As the visual quality of video games, movies, music, and other entertainment media improve, HDD manufacturers continue the endless pursuit of higher capacity in order to keep up with the demand. One such manufacturer, Fujitsu Computer Products of America, may have a leading position in the HDD market of tomorrow. In fact, Fujitsu is working on a technology that will allow 2.5 inch HDDs to carry up to 1.2TB of storage space.
“The company is announcing later this week that it has created ideally ‘ordered’ alumina nanohole patterns for isolated bit-by-bit recording on a large disk area. With that feat, Fujitsu says it has successfully demonstrated the ability to perform basic read/write capability of each individual nanohole of the patterned media using a typical flying head on a rotating disk. That breakthrough could lead the company to produce hard drives with storage capacities of up to 1.2TB on a two-platter, 2.5-in. drive as soon as 2010, noted Joel Hagberg, vice president of business development at Fujitsu Computer Products of America, a wholly owned subsidiary of Tokyo-based Fujitsu.”

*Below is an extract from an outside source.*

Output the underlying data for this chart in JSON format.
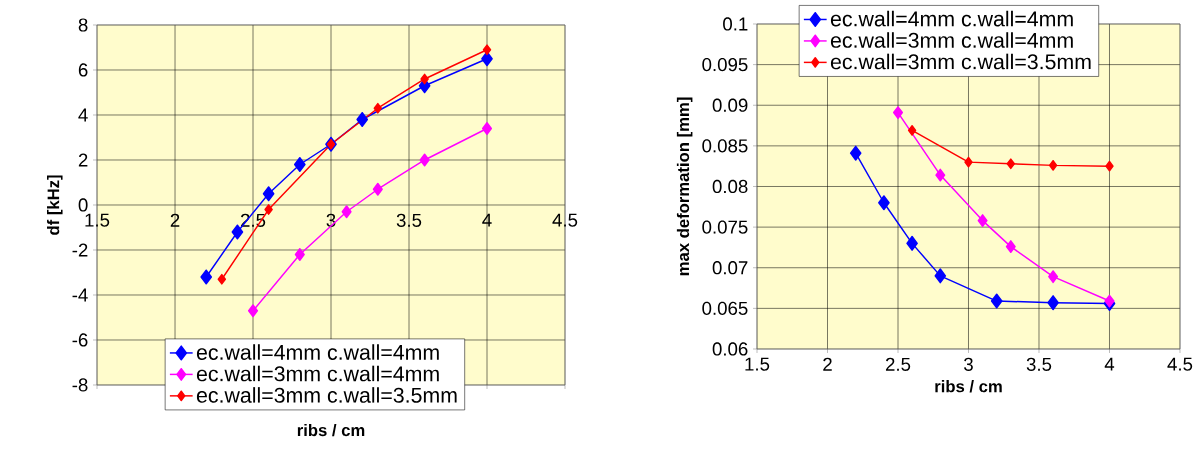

The development of the ideally ordered alumina nanohole patterned media was a collaborative effort between the Kanagawa Academy of Science and Technology, Fujitsu Computer Products of America, and Yamagata Fujitsu Ltd. Smaller hard drives tend to be easier to cool down and tend to use less power. However, smaller HDDs have traditionally had less storage capacity compared to their larger counterparts. That’s why the endeavor may have been a response to the demand for a hard drive that combines the best of both worlds: high capacity, low power consumption, and easy to cool.